Sehari setelah video Selda dan Rangga yang dipukul Ikram beredar, tanpa sengaja Marcel melihat berita itu. Dia tidak mungkin lupa dengan wajah pria yang tiba-tiba datang menggenggam tangan Nala di hadapannya. Di tambah kejadian itu terjadi di toko roti Jessy. Dengan sedikit memaksa, ia meminta Jessy menceritakan kejadian sesungguhnya.
Hingga akhirnya Marcel mengerti, kenapa Ikram semarah itu pada Rangga. Sama seperti kemarahan Ikram pada dirinya.
Tapi, Marcel tak mengerti kenapa ada amarah di hatinya. Harusnya ini sudah bukan urusannya lagi. Bahkan Nala tak ingin bertemu dengannya.
Cinta di hati Marcel lah yang membuatnya marah. Perempuan yang ia cintai, disakiti dan mau bertahan. Mengikis hati dengan penderitaan melihat suaminya mencintai perempuan lain.
Marcel berandai, jika saja Nala mau berpisah dengan Rangga, maka ia akan menjadikan Nala satu-satunya perempuan yang ia cintai. Tak ada ruang untuk perempuan lain.
***
Pukulan Rangga membuat Marcel sedikit sempoyongan. Tapi pukulan itu tak terasa sakit bagi Marcel, hatinya lebih perih sekarang. Melihat Nala datang dengan pria yang menyakitinya.
Pukulan dari Rangga menjadi jalan untuk melampiaskan kemarahan Marcel.
Tanpa menunggu lagi, Marcel membalas pukulan Rangga tepat di wajahnya. Rangga belum bersiap membalas, masih menahan tubuh agar tak jatuh, tapi Marcel dengan kemarahannya kembali menghujani Rangga dengan pukulan di perut berkali-kali. Tak puas dengan itu, Rangga yang sudah terkapar kembali mendapat pukulan di wajahnya.
“Dasar bodoh! Wanita sebaik Nala, kamu sakiti! ” tegas Marcel setelah melepaskan pukulan di wajah Rangga.
“Cih, menyakiti? Siapa yang membuat Nala menderita selama ini?
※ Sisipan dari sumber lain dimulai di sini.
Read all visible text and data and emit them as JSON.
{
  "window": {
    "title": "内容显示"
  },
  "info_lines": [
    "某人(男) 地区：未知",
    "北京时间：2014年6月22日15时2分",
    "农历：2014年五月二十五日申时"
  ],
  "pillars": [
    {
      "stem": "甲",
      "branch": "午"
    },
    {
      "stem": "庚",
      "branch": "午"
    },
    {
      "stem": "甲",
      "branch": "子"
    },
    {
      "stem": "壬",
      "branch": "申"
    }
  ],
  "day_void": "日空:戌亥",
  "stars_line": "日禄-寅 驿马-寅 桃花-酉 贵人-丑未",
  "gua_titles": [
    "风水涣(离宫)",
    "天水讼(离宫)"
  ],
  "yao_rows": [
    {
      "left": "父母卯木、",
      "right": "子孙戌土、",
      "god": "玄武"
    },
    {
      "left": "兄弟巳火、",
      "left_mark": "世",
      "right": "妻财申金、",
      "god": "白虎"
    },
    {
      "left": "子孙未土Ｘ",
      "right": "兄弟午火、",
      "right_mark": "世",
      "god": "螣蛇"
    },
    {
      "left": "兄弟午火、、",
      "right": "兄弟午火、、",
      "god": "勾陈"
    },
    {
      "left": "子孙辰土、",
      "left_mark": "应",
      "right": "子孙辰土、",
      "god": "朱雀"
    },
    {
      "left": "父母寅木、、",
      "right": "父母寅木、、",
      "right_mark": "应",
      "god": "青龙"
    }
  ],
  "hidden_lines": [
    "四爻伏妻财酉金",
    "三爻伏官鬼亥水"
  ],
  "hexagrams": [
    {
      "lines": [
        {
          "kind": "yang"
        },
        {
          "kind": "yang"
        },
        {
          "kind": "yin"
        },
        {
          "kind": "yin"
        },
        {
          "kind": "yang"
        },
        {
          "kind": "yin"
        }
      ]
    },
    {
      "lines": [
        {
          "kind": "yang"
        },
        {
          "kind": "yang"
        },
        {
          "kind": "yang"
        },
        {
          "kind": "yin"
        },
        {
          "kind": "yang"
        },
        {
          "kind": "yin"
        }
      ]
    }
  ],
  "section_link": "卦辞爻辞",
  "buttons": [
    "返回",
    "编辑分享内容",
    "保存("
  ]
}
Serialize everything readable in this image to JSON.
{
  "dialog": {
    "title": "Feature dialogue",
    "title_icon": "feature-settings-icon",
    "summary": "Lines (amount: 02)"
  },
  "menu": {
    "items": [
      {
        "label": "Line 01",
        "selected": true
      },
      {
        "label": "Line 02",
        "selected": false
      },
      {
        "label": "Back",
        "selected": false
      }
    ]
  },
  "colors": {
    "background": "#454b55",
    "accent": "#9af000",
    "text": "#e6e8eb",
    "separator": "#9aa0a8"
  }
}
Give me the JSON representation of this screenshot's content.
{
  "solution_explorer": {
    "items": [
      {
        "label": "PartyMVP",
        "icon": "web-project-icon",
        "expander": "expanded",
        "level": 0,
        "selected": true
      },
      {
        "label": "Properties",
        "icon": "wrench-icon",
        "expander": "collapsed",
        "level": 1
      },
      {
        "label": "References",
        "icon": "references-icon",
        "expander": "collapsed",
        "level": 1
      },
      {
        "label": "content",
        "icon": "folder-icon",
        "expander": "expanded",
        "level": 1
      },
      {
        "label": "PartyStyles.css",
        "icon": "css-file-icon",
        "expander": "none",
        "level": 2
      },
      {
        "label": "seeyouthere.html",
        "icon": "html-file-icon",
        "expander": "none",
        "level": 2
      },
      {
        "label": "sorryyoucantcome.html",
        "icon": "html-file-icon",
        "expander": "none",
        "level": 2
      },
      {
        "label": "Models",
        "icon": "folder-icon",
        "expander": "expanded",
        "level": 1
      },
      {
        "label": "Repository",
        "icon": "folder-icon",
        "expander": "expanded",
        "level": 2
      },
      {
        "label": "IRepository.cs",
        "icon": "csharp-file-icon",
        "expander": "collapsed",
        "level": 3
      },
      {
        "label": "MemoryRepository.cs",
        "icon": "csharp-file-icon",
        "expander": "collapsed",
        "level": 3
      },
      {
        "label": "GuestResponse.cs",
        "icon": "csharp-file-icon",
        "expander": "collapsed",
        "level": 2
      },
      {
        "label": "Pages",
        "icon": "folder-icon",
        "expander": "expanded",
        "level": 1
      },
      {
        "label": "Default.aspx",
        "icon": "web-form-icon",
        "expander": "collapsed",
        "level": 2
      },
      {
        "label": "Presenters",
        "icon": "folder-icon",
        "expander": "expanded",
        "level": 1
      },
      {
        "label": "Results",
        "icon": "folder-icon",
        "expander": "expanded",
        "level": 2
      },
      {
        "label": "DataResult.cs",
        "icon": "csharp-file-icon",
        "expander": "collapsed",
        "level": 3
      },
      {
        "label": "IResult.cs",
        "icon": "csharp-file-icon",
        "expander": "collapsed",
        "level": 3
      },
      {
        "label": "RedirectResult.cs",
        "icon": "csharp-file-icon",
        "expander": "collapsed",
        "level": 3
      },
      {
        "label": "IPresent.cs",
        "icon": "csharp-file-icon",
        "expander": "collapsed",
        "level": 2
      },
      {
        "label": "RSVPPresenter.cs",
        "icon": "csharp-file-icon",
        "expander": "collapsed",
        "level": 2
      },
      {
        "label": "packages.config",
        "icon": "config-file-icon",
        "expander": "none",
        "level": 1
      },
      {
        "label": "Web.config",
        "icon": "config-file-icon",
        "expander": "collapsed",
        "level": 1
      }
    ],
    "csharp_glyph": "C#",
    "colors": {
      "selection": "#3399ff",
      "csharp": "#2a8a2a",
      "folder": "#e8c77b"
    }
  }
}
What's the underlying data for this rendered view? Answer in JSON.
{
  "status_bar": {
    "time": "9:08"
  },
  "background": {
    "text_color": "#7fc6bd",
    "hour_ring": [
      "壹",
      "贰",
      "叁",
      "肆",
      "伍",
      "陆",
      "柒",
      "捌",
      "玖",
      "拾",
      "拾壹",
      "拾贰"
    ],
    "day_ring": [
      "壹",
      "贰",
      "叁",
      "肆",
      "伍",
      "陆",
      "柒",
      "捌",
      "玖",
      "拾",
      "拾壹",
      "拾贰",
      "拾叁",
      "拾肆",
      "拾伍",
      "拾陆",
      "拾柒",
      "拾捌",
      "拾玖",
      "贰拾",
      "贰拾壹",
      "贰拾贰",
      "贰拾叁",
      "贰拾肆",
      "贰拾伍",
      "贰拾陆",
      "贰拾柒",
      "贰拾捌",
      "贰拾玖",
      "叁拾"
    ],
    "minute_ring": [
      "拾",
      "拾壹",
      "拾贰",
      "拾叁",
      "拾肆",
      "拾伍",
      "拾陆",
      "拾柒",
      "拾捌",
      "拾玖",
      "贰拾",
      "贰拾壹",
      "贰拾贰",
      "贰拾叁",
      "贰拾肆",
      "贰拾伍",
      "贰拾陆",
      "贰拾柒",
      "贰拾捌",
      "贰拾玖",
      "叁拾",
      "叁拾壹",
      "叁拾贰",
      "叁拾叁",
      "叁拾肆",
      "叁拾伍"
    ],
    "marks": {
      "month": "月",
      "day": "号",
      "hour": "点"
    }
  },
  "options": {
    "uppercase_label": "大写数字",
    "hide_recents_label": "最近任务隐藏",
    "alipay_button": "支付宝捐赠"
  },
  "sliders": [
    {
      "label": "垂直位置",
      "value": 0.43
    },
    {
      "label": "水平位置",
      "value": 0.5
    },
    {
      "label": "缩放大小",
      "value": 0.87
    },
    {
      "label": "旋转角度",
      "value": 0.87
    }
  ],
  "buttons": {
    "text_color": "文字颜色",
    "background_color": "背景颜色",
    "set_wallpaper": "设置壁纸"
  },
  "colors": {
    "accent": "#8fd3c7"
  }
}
Yang membuat Nala sampai depresi? Yang merenggut kesucian Nala?!”
Mendengar itu Marcel semakin gusar. Kembali memukul Rangga tanpa memberi kesempatan Rangga membalas.
“Dengar! Kalau kamu masih berniat menyakiti Nala, lepaskan dia. Biar aku yang menjaga Nala.”
Marcel mengancam dengan menarik kerah kemeja Rangga yang sudah sangat berantakan.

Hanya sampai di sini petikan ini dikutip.